This post first appeared on Care2.com
You adopted your dog and cat from a local animal shelter and now you would like to add an aquarium to your home. As an animal welfare advocate, you wonder if it’s possible to adopt a fish? The answer is yes but you may have to do a little more research to find fish in need of a home. You’ll also need to decide on the type of aquarium you want to keep.
“Adopting fish is a great idea,” said Ted Colletti, a member of the North Jersey Aquarium Society (NJAS) and author of The Tub Pond Handbook and Aquarium Care of Livebearers. “Fish are animals too. They may not be cuddly like dogs or cats, but they can still feel discomfort and suffer from neglect just like others pets.”
Experts say first-time aquarium hobbyists should focus on freshwater fish. Before rushing out to adopt your fish it’s important that you learn everything you can about the proper care and size and maintenance of tanks. Many clubs like the NJAS hold monthly meetings, welcome beginners and are eager to share their knowledge on fish keeping.
Where to find homeless fish
Petco’s “Think Adoption First” policy extends to fish with some stores offering fish for adoption on an “as available” basis. The fish are surrendered by owners who no longer want them and can be viewed in adoption tanks at the store. There isn’t a formal application process for adopting surrendered fish, instead, adopters are asked to fill out a standard animal care form and are educated on the care of the fish before taking them home.

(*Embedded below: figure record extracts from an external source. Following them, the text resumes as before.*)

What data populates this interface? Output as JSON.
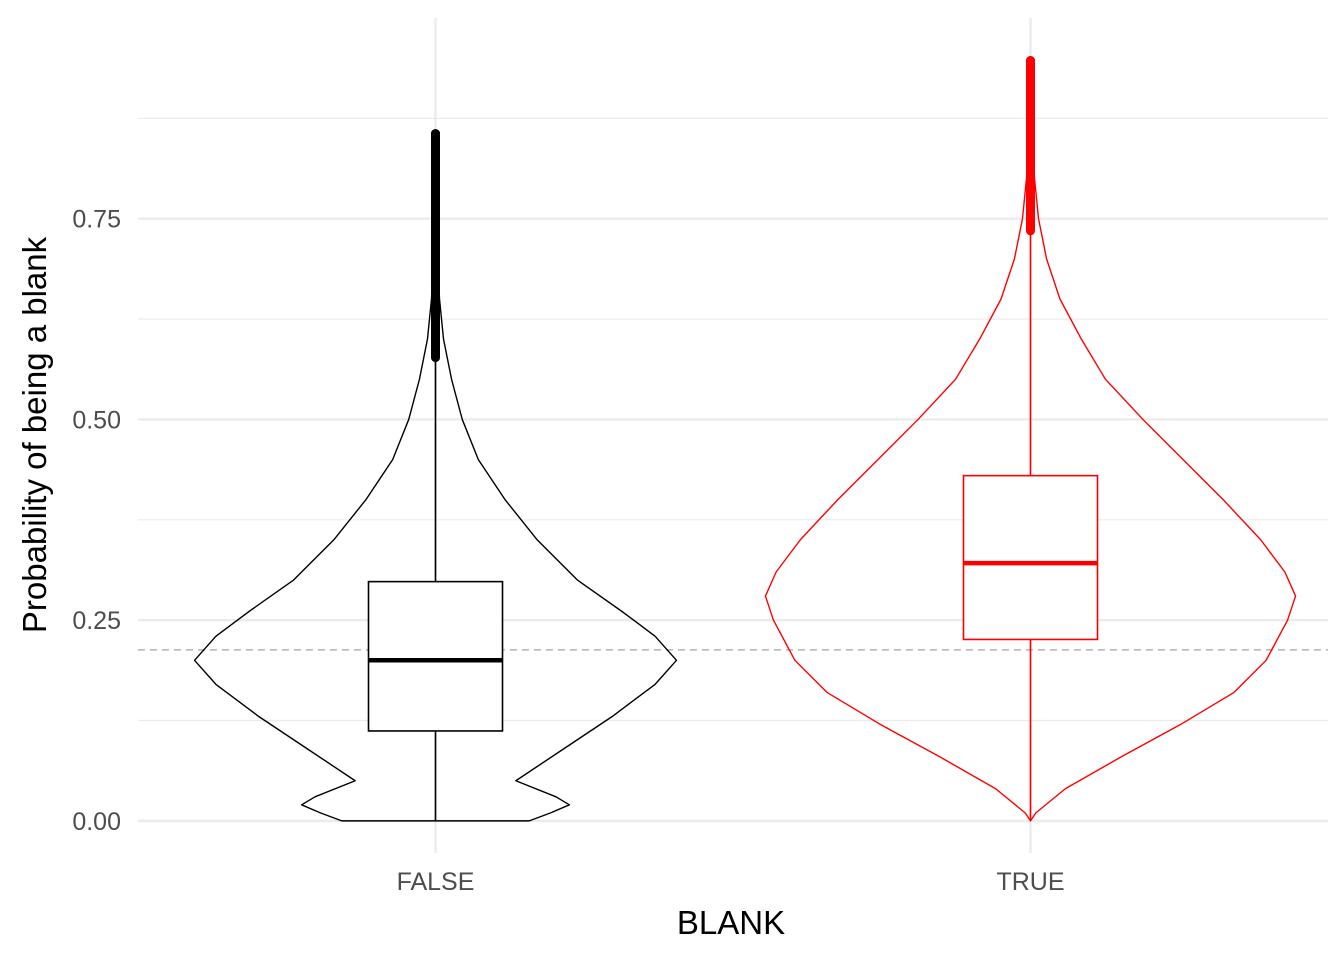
{
  "chart_data": {
    "type": "violin",
    "xlabel": "BLANK",
    "ylabel": "Probability of being a blank",
    "categories": [
      "FALSE",
      "TRUE"
    ],
    "ylim": [
      -0.04,
      1.0
    ],
    "y_ticks": [
      0.0,
      0.25,
      0.5,
      0.75
    ],
    "y_tick_labels": [
      "0.00",
      "0.25",
      "0.50",
      "0.75"
    ],
    "y_minor_ticks": [
      0.125,
      0.375,
      0.625,
      0.875
    ],
    "grid": true,
    "reference_line": {
      "y": 0.213,
      "style": "dashed",
      "color": "#b3b3b3"
    },
    "groups": [
      {
        "category": "FALSE",
        "color": "#000000",
        "box": {
          "q1": 0.112,
          "median": 0.2,
          "q3": 0.298,
          "whisker_low": 0.0,
          "whisker_high": 0.577
        },
        "outliers": {
          "from": 0.577,
          "to": 0.856
        },
        "density": [
          [
            0.0,
            0.35
          ],
          [
            0.01,
            0.43
          ],
          [
            0.02,
            0.5
          ],
          [
            0.03,
            0.45
          ],
          [
            0.05,
            0.3
          ],
          [
            0.09,
            0.48
          ],
          [
            0.13,
            0.66
          ],
          [
            0.17,
            0.82
          ],
          [
            0.2,
            0.9
          ],
          [
            0.23,
            0.82
          ],
          [
            0.26,
            0.7
          ],
          [
            0.3,
            0.53
          ],
          [
            0.35,
            0.38
          ],
          [
            0.4,
            0.26
          ],
          [
            0.45,
            0.16
          ],
          [
            0.5,
            0.1
          ],
          [
            0.55,
            0.06
          ],
          [
            0.6,
            0.03
          ],
          [
            0.65,
            0.015
          ],
          [
            0.7,
            0.008
          ],
          [
            0.75,
            0.004
          ],
          [
            0.8,
            0.002
          ],
          [
            0.856,
            0.0
          ]
        ]
      },
      {
        "category": "TRUE",
        "color": "#ff0000",
        "box": {
          "q1": 0.226,
          "median": 0.321,
          "q3": 0.43,
          "whisker_low": 0.0,
          "whisker_high": 0.735
        },
        "outliers": {
          "from": 0.735,
          "to": 0.947
        },
        "density": [
          [
            0.0,
            0.0
          ],
          [
            0.01,
            0.02
          ],
          [
            0.04,
            0.13
          ],
          [
            0.08,
            0.34
          ],
          [
            0.12,
            0.56
          ],
          [
            0.16,
            0.76
          ],
          [
            0.2,
            0.88
          ],
          [
            0.25,
            0.96
          ],
          [
            0.28,
            0.99
          ],
          [
            0.31,
            0.95
          ],
          [
            0.35,
            0.86
          ],
          [
            0.4,
            0.72
          ],
          [
            0.45,
            0.57
          ],
          [
            0.5,
            0.42
          ],
          [
            0.55,
            0.28
          ],
          [
            0.6,
            0.19
          ],
          [
            0.65,
            0.11
          ],
          [
            0.7,
            0.06
          ],
          [
            0.75,
            0.03
          ],
          [
            0.8,
            0.015
          ],
          [
            0.85,
            0.008
          ],
          [
            0.9,
            0.004
          ],
          [
            0.947,
            0.0
          ]
        ]
      }
    ]
  }
}
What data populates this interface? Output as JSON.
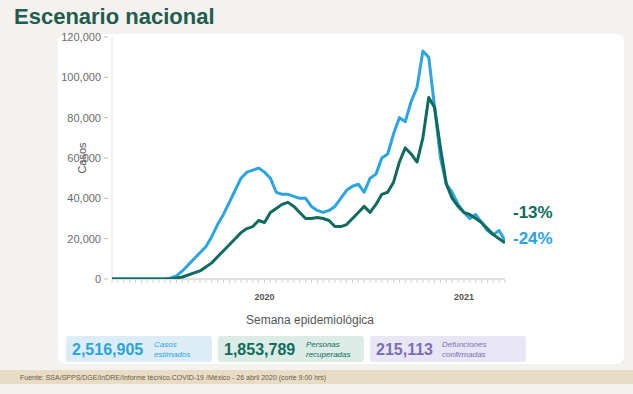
{
  "chart_data": {
    "type": "line",
    "title": "Escenario nacional",
    "y_label": "Casos",
    "x_label": "Semana epidemiológica",
    "categories": [
      null,
      null,
      null,
      null,
      null,
      null,
      null,
      null,
      null,
      null,
      null,
      null,
      null,
      null,
      null,
      null,
      null,
      null,
      null,
      null,
      null,
      null,
      null,
      null,
      null,
      null,
      "2020",
      null,
      null,
      null,
      null,
      null,
      null,
      null,
      null,
      null,
      null,
      null,
      null,
      null,
      null,
      null,
      null,
      null,
      null,
      null,
      null,
      null,
      null,
      null,
      null,
      null,
      null,
      null,
      null,
      null,
      null,
      null,
      null,
      null,
      "2021",
      null,
      null,
      null,
      null,
      null,
      null,
      null
    ],
    "series": [
      {
        "color": "#2ba4e0",
        "values": [
          0,
          0,
          0,
          0,
          0,
          0,
          0,
          0,
          0,
          0,
          500,
          1500,
          4000,
          7000,
          10000,
          13000,
          16000,
          21000,
          27000,
          32000,
          38000,
          44000,
          50000,
          53000,
          54000,
          55000,
          53000,
          50000,
          43000,
          42000,
          42000,
          41000,
          40000,
          40000,
          36000,
          34000,
          33000,
          34000,
          36000,
          40000,
          44000,
          46000,
          47000,
          43000,
          50000,
          52000,
          60000,
          62000,
          72000,
          80000,
          78000,
          88000,
          95000,
          113000,
          110000,
          85000,
          60000,
          47000,
          43000,
          37000,
          33000,
          30000,
          32000,
          28000,
          24000,
          22000,
          24000,
          19000
        ]
      },
      {
        "color": "#0f6b5c",
        "values": [
          0,
          0,
          0,
          0,
          0,
          0,
          0,
          0,
          0,
          0,
          0,
          500,
          1000,
          2000,
          3000,
          4000,
          6000,
          8000,
          11000,
          14000,
          17000,
          20000,
          23000,
          25000,
          26000,
          29000,
          28000,
          33000,
          35000,
          37000,
          38000,
          36000,
          33000,
          30000,
          30000,
          30500,
          30000,
          29000,
          26000,
          26000,
          27000,
          30000,
          33000,
          36000,
          33000,
          37000,
          42000,
          43000,
          48000,
          58000,
          65000,
          62000,
          58000,
          70000,
          90000,
          85000,
          65000,
          47000,
          40000,
          36000,
          33000,
          32000,
          30000,
          28000,
          25000,
          22000,
          20000,
          18000
        ]
      }
    ],
    "ylim": [
      0,
      120000
    ],
    "yticks": [
      0,
      {
        "value": 20000,
        "label": "20,000"
      },
      {
        "value": 40000,
        "label": "40,000"
      },
      {
        "value": 60000,
        "label": "60,000"
      },
      {
        "value": 80000,
        "label": "80,000"
      },
      {
        "value": 100000,
        "label": "100,000"
      },
      {
        "value": 120000,
        "label": "120,000"
      }
    ],
    "grid": false,
    "annotations": [
      {
        "text": "-13%",
        "color": "#0f6b5c"
      },
      {
        "text": "-24%",
        "color": "#2ba4e0"
      }
    ],
    "stats": [
      {
        "value": "2,516,905",
        "label": "Casos estimados",
        "color": "#2ba4e0"
      },
      {
        "value": "1,853,789",
        "label": "Personas recuperadas",
        "color": "#0f6b5c"
      },
      {
        "value": "215,113",
        "label": "Defunciones confirmadas",
        "color": "#7a6fb8"
      }
    ],
    "source": "Fuente: SSA/SPPS/DGE/InDRE/Informe técnico.COVID-19 /México - 26 abril 2020 (corte 9:00 hrs)"
  }
}
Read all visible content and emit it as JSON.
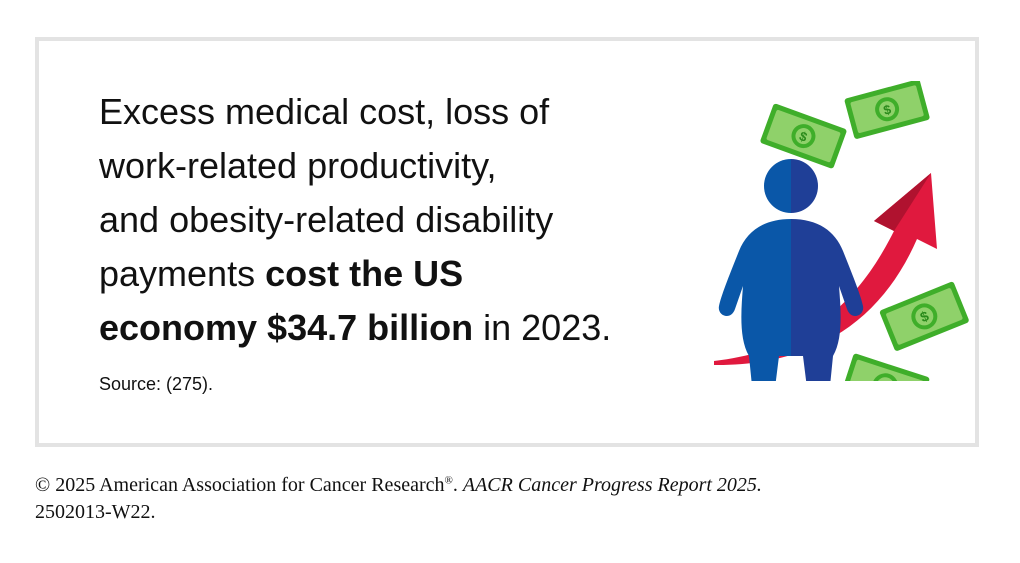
{
  "headline": {
    "line1": "Excess medical cost, loss of",
    "line2": "work-related productivity,",
    "line3": "and obesity-related disability",
    "line4_normal": "payments ",
    "line4_bold": "cost the US",
    "line5_bold": "economy $34.7 billion",
    "line5_normal": " in 2023."
  },
  "source": "Source: (275).",
  "illustration": {
    "icons": [
      "person-with-obesity-icon",
      "rising-arrow-icon",
      "banknote-icon"
    ],
    "colors": {
      "person_left": "#0a57a8",
      "person_right": "#1f3f97",
      "arrow": "#e0193e",
      "arrow_shade": "#b0122f",
      "banknote": "#3fae2a",
      "banknote_light": "#8fd16a"
    }
  },
  "footer": {
    "copyright": "© 2025 American Association for Cancer Research",
    "registered": "®",
    "separator": ". ",
    "report_title": "AACR Cancer Progress Report 2025.",
    "code": "2502013-W22."
  }
}
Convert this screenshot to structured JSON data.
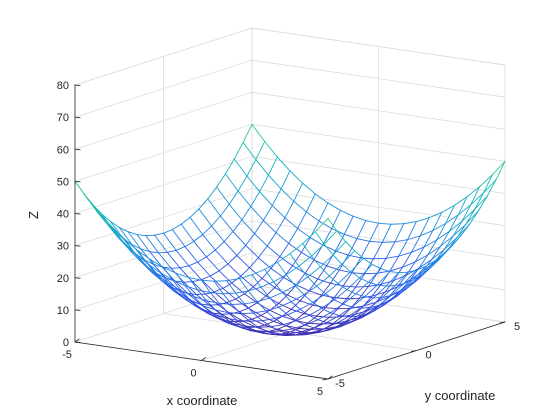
{
  "chart_data": {
    "type": "surface-mesh",
    "function": "x^2 + y^2",
    "title": "",
    "xlabel": "x coordinate",
    "ylabel": "y coordinate",
    "zlabel": "Z",
    "xlim": [
      -5,
      5
    ],
    "ylim": [
      -5,
      5
    ],
    "zlim": [
      0,
      80
    ],
    "xticks": [
      "-5",
      "0",
      "5"
    ],
    "yticks": [
      "-5",
      "0",
      "5"
    ],
    "zticks": [
      "0",
      "10",
      "20",
      "30",
      "40",
      "50",
      "60",
      "70",
      "80"
    ],
    "mesh_steps": 20,
    "grid": true,
    "box": true,
    "colormap": "parula",
    "colors": {
      "axis": "#262626",
      "grid": "#dcdcdc",
      "mesh_low": "#3d26a8",
      "mesh_high": "#f9fb0e"
    }
  }
}
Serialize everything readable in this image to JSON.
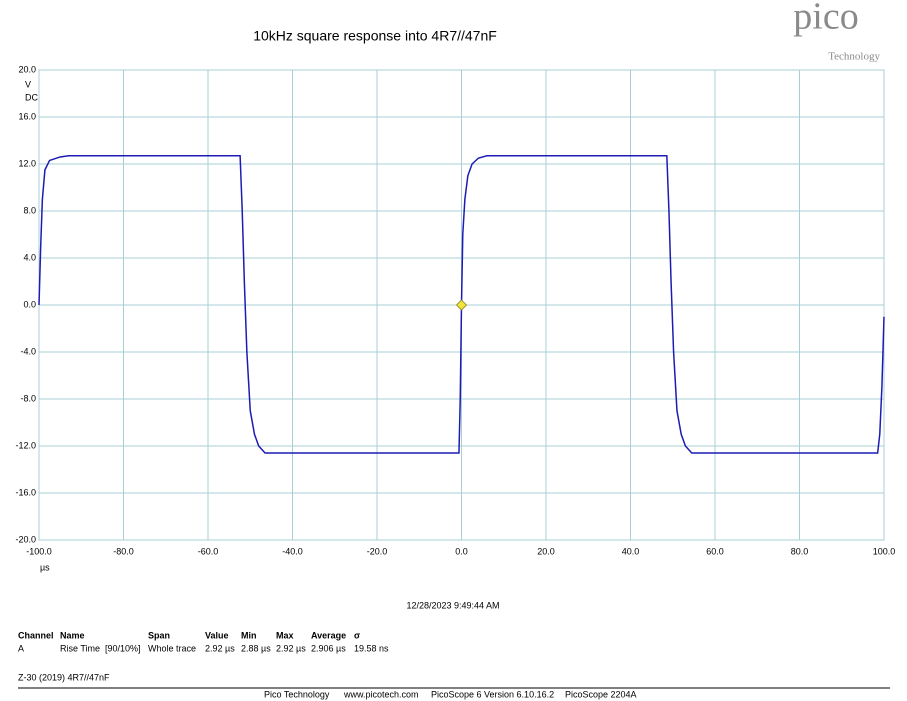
{
  "chart_data": {
    "type": "line",
    "title": "10kHz square response into 4R7//47nF",
    "y_label": "V",
    "y_coupling": "DC",
    "x_label": "µs",
    "x": [
      -100,
      -99.6,
      -99.2,
      -98.6,
      -97.5,
      -95,
      -93,
      -52.4,
      -51.9,
      -51.4,
      -50.8,
      -50,
      -49,
      -48,
      -46.5,
      -0.6,
      -0.3,
      0,
      0.3,
      0.8,
      1.5,
      2.5,
      4,
      6,
      48.6,
      49.1,
      49.6,
      50.2,
      51,
      52,
      53,
      54.5,
      98.5,
      99,
      99.5,
      100
    ],
    "series": [
      {
        "name": "A",
        "color": "#1c1cb4",
        "values": [
          0,
          5,
          9,
          11.5,
          12.3,
          12.6,
          12.7,
          12.7,
          8,
          2,
          -4,
          -9,
          -11,
          -12,
          -12.6,
          -12.6,
          -8,
          0,
          6,
          9,
          11,
          12,
          12.5,
          12.7,
          12.7,
          8,
          2,
          -4,
          -9,
          -11,
          -12,
          -12.6,
          -12.6,
          -11,
          -7,
          -1
        ]
      }
    ],
    "trigger": {
      "x": 0,
      "y": 0
    },
    "xlim": [
      -100,
      100
    ],
    "xticks": [
      {
        "value": -100,
        "label": "-100.0"
      },
      {
        "value": -80,
        "label": "-80.0"
      },
      {
        "value": -60,
        "label": "-60.0"
      },
      {
        "value": -40,
        "label": "-40.0"
      },
      {
        "value": -20,
        "label": "-20.0"
      },
      {
        "value": 0,
        "label": "0.0"
      },
      {
        "value": 20,
        "label": "20.0"
      },
      {
        "value": 40,
        "label": "40.0"
      },
      {
        "value": 60,
        "label": "60.0"
      },
      {
        "value": 80,
        "label": "80.0"
      },
      {
        "value": 100,
        "label": "100.0"
      }
    ],
    "ylim": [
      -20,
      20
    ],
    "yticks": [
      {
        "value": 20,
        "label": "20.0"
      },
      {
        "value": 16,
        "label": "16.0"
      },
      {
        "value": 12,
        "label": "12.0"
      },
      {
        "value": 8,
        "label": "8.0"
      },
      {
        "value": 4,
        "label": "4.0"
      },
      {
        "value": 0,
        "label": "0.0"
      },
      {
        "value": -4,
        "label": "-4.0"
      },
      {
        "value": -8,
        "label": "-8.0"
      },
      {
        "value": -12,
        "label": "-12.0"
      },
      {
        "value": -16,
        "label": "-16.0"
      },
      {
        "value": -20,
        "label": "-20.0"
      }
    ],
    "grid": true
  },
  "logo": {
    "name": "pico",
    "sub": "Technology"
  },
  "timestamp": "12/28/2023 9:49:44 AM",
  "measurements": {
    "headers": [
      "Channel",
      "Name",
      "Span",
      "Value",
      "Min",
      "Max",
      "Average",
      "σ"
    ],
    "rows": [
      [
        "A",
        "Rise Time  [90/10%]",
        "Whole trace",
        "2.92 µs",
        "2.88 µs",
        "2.92 µs",
        "2.906 µs",
        "19.58 ns"
      ]
    ]
  },
  "note": "Z-30 (2019) 4R7//47nF",
  "footer": [
    "Pico Technology",
    "www.picotech.com",
    "PicoScope 6 Version 6.10.16.2",
    "PicoScope 2204A"
  ]
}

Some shelters offer fish for adoption
Petfinder.org is a great place to being your search for shelter fish. Choose Scales, Fins & Others from the “Type” drop-down menu. If a specific location doesn’t show fish in need of homes, go to the advanced search box and choose “anywhere.” This will show you fish for adoption nationwide and you can search for shelters within driving distance. Some humane societies and rescue groups will ship fish to adopters.
A recent advanced/anywhere search on Petfinder turned up Gator, a large algae eater, available for adoption at Loving Companions Animal Rescue, Inc. in North Pole, AK. Forever Friends Humane Society in Sallisaw, OK, had “lots of wonderful goldfish” for a fountain type fish pond. The post said the fish were all healthy and in need of a home because their family had too many fish. And Phil, a goldfish, was available for adoption at Heartland Small Animal Rescue, Inc., in Mishawaka, IN. He was surrendered by his previous owner because he was “snacking on baby guppies.” The shelter said he currently lived with other goldfish and happily “dined on goldfish flakes.”
Nonprofits focused on specific fish species
Through online research, you can find clubs, organizations and fish lovers who have come to the rescue of unwanted fish. A number of them focus on one particular species. For example, there are a number of koi rescues including Koi Rescue, Phoenix Arizona, in North Carolina KoiNetters.com and the Lone Star Koi Club in Houston, TX.
Typically kept in outdoor ponds, koi can live 60-plus years if kept in good water. Some of the common reasons these fish end up in rescue include:
- The sale of a home and new owners who are not interested in maintaining the koi pond
- An overstocked backyard pond
- Koi who outgrow a home aquarium
- Owners who are no longer willing to commit to the care of the fish
- Families with young children who close up a koi pond because of the drowning risk
Located in Highland, NY, Moonshadow Betta Fish Rescue rehabilitates and rehomes betta fish. The bettas come from a variety of sources and with a wide range of ailments such as ammonia poisoning, ammonia burns, fin rot and missing fins. Once healthy, the fish are offered for adoption. Some fish require an adoption fee while others are free although donations are always welcome. The rescue will meet adopters up to two hours away and some fish can be shipped to their new homes.
Craigslist and Hobby Forums
Rene Umberger, founder and executive director of For the Fishes, a nonprofit organization working to educate aquarium hobbyists about the abuse of saltwater fish in the wild to supply the pet fish trade, suggests potential adopters create Google alerts for local Craigslist offerings to find freshwater fish in need of homes. Also, search hobby forums for aquarium hobbyists looking to rehome their fish. For example AquariaCentral.com and Tropicalfishkeeping.com. A quick look through these forums did result in discussions about rehoming fish. Depending on the species, some owners look for a fee for their fish while others are more interested in finding their finned friends a new loving home.
Fish Club Members Can Offer Advice When Looking to Adopt a Fish
Colletti said fish clubs are a great source for anyone looking to adopt fish. These clubs are filled with conservationists and those who understand the delicate balance of the aquatic world and care about the treatment of fish. A search for “aquarium society” and “tropical fish club” along with a state will lead to local experts. In addition, the Aqua World Aquarium website offers an extensive list of local fish clubs and national and international associations.